The Blackboard Jungle

days spent beating back the seeds of doubt

Saturday, March 04, 2006

Lectrice here. Reminiscing.

I'm sitting in a freezing goat shed covered in Newari blankets looking at the looming Himalaya, trying to spot Everest before the sun dips, and after 8 months away, my thoughts turned to home.

If I still lived in London, what would I be doing now?

It'd be the end of morning break on a Monday morning. I'd probably have all my remedial classes - the violent ones, because they always get timetabled for bricklaying in the afternoons (it's only officially that we don't subscribe to labelling theory), and the halfway smart 13 and 16 year olds, who don't learn anything after lunch, at least until Jamie Oliver revolutionises Crofton's neighbouring boroughs.

The 13 year olds would have mock SAT exams - probably this week or last, right after half term (SATs are at the start of May), and the 16 year olds will have started the long, unspoken 'shedding' process that cuts class sizes from 32 to 12-15 by Easter.

But this is generally the easiest term, as you've managed to frighten pavlovian routines into most children by this stage.
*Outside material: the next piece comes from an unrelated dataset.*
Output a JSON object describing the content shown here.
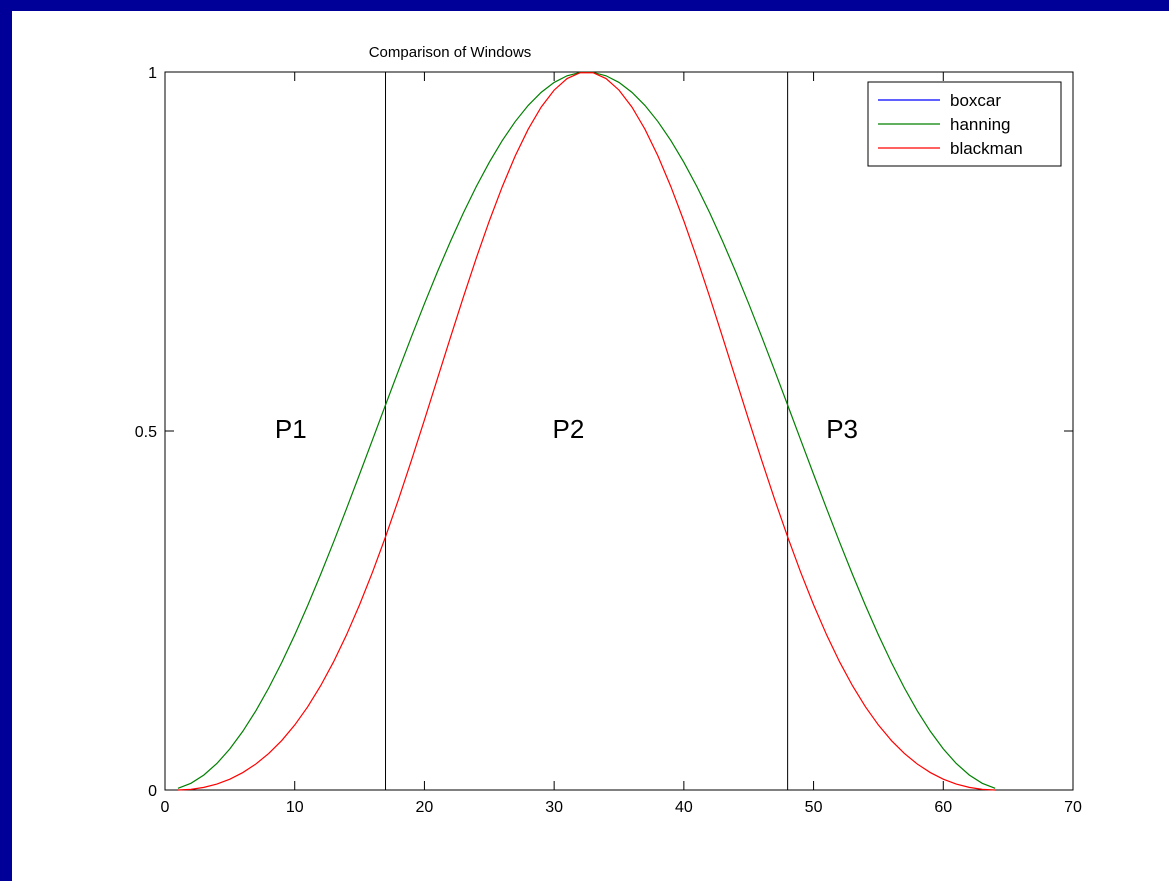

The (entirely predictable) problems of this term would be organisational: organising two hour daily revision classes for the 16 year olds (you somehow never get any resources or payment for doing it, despite a plethora of promises) (which meant I would have to do them all - as there were 350 16 year olds, that was always a little knackering, making sure each kid got onto three extra classes in the subject and grade level they need, then writing and delivering the classes, which if you're any good at them, have approximately twenty more students than there are chairs).
The exam syllabus would have changed, so I would be trying to write and publish a cottage revision guide, which I'd usually try to delegate to student teachers (who are all at the jobseeking and loud complaints stage - I never thought to point out to them that the one who gives in and does the revision guide usually gets offered a job - I should warn athrawes this).

Ooh, and the coursework is a month away from examination, which means collating a folder of five 6000 word essays from each of 350 kids, then getting it marked 'blind' by between two and four unfamiliar staff, who have to then magically agree on the grades, and can't go home till it's done.
That's 42 million words read, if you're not sure.

Five kids will have cheated and require terrifying, which was my job, one will refuse to do it again; everyone adult would look worried and tentative, and I'd have to be the one who chumps up and fails him. (It's a him.)

One teacher will disappear, or fall downstairs, or have a nervous breakdown, and I'd inherit a third GCSE class (you're only supposed to have one, but I managed to inherit two others from burnout cases for the last four years on the trot, so I'd rank this as a predictable wastage), who will have just three weeks to do the three missing essays they'd never been taught. For which I would whisk out homemade cheat packs that enable you to get an 'A star' on Shakespeare or Romanticism without ever reading the original texts. (That I ended up writing these things is a clue as to how predictable.)

And the scariest kid in the school, the one with all the gang connections and the mother you never want to cross, and the father you truly pity, will pretend his or her teacher lost his courseork, and I'd back him up, to boost the school's figures.

No pregnancies or suicide attempts till late March / April, though.



Yes, I think I've reassured myself that aimlessness in a bamboo lean-to halfway up a mountain is a valid career choice.